Europe Accelerates Preparations For Military Independence From The US
- 27.01.2026, 9:36
- 1,598
European countries greatly increased production of ammunition, armored vehicles, ships, and submarines.
Despite rising defense budgets in most EU countries, Europe faces serious gaps in arms production that will require a trillion dollars and decades to fix.
This is reported by The Wall Street Journal.
European countries have significantly increased production of artillery ammunition, armored vehicles, ships and submarines.
Germany's Rheinmetall produces 1.5 million 155-mm shells a year, surpassing the United States, while MBDA has quadrupled production of anti-aircraft missiles, but that's only 40 a month - the amount Ukraine uses up in a couple of nights.

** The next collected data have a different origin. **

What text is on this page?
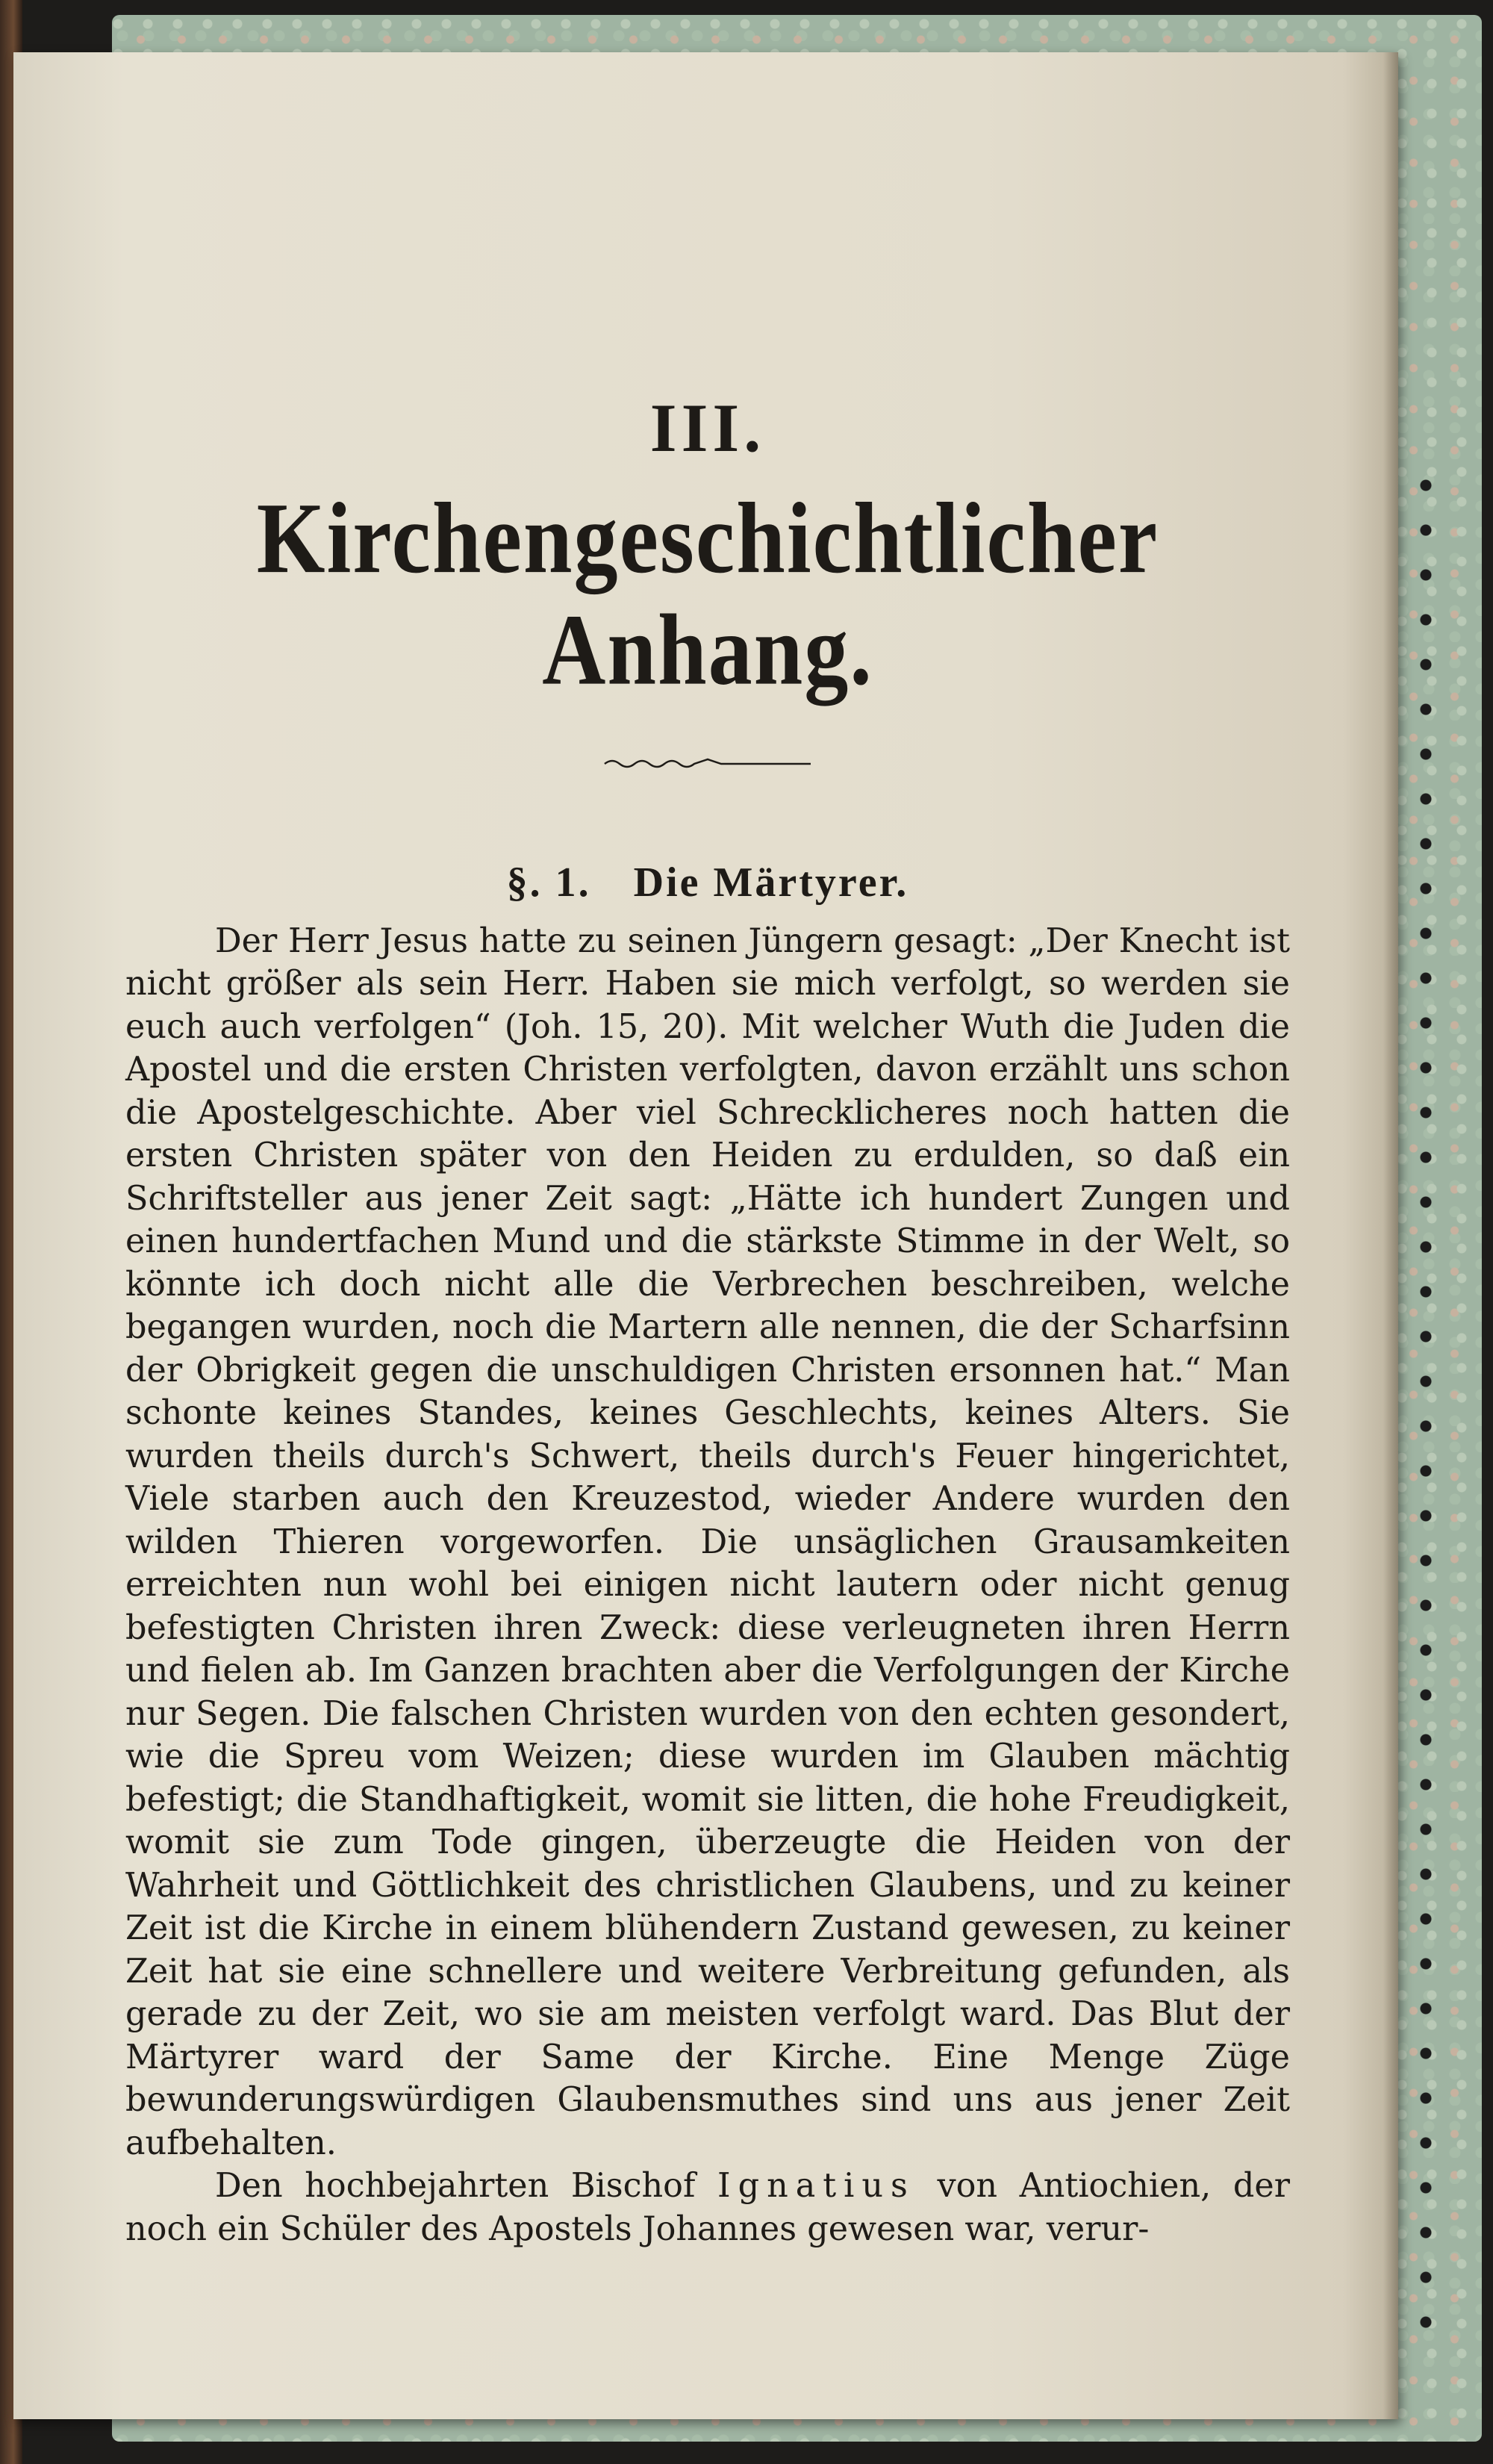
III.
Kirchengeschichtlicher Anhang.
§. 1. Die Märtyrer.

Der Herr Jesus hatte zu seinen Jüngern gesagt: „Der Knecht ist nicht größer als sein Herr. Haben sie mich verfolgt, so werden sie euch auch verfolgen“ (Joh. 15, 20). Mit welcher Wuth die Juden die Apostel und die ersten Christen verfolgten, davon erzählt uns schon die Apostelgeschichte. Aber viel Schrecklicheres noch hatten die ersten Christen später von den Heiden zu erdulden, so daß ein Schriftsteller aus jener Zeit sagt: „Hätte ich hundert Zungen und einen hundertfachen Mund und die stärkste Stimme in der Welt, so könnte ich doch nicht alle die Verbrechen beschreiben, welche begangen wurden, noch die Martern alle nennen, die der Scharfsinn der Obrigkeit gegen die unschuldigen Christen ersonnen hat.“ Man schonte keines Standes, keines Geschlechts, keines Alters. Sie wurden theils durch's Schwert, theils durch's Feuer hingerichtet, Viele starben auch den Kreuzestod, wieder Andere wurden den wilden Thieren vorgeworfen. Die unsäglichen Grausamkeiten erreichten nun wohl bei einigen nicht lautern oder nicht genug befestigten Christen ihren Zweck: diese verleugneten ihren Herrn und fielen ab. Im Ganzen brachten aber die Verfolgungen der Kirche nur Segen. Die falschen Christen wurden von den echten gesondert, wie die Spreu vom Weizen; diese wurden im Glauben mächtig befestigt; die Standhaftigkeit, womit sie litten, die hohe Freudigkeit, womit sie zum Tode gingen, überzeugte die Heiden von der Wahrheit und Göttlichkeit des christlichen Glaubens, und zu keiner Zeit ist die Kirche in einem blühendern Zustand gewesen, zu keiner Zeit hat sie eine schnellere und weitere Verbreitung gefunden, als gerade zu der Zeit, wo sie am meisten verfolgt ward. Das Blut der Märtyrer ward der Same der Kirche. Eine Menge Züge bewunderungswürdigen Glaubensmuthes sind uns aus jener Zeit aufbehalten.

Den hochbejahrten Bischof Ignatius von Antiochien, der noch ein Schüler des Apostels Johannes gewesen war, verur-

The continent still lags behind in the production of low-observable aircraft, long-range missiles and satellite reconnaissance.
Budgets and fragmentation
The EU's combined defense budgets reach $560 billion, double what they were 10 years ago, but still less than the Pentagon's budget ($850 billion).
By 2035, Europe plans to reach 80 percent of U.S. spending, but the main problem is fragmentation: France shows a high level of independence, while Germany and Eastern European countries continue to buy U.S. and South Korean arms, which keeps dependence alive.
The need for unification
Creating a single European military pillar or unified army is no longer the idea of bureaucrats - it is an urgent necessity. Achieving real independence from the US will take at least 10 years and significant investment.
Examples with precision weapons such as HIMARS show that mass production of their own analogs will take years. Also, the fragmentation and priority of national defense enterprises complicate joint procurement and implementation of large projects, as happened with the FCAS fighter.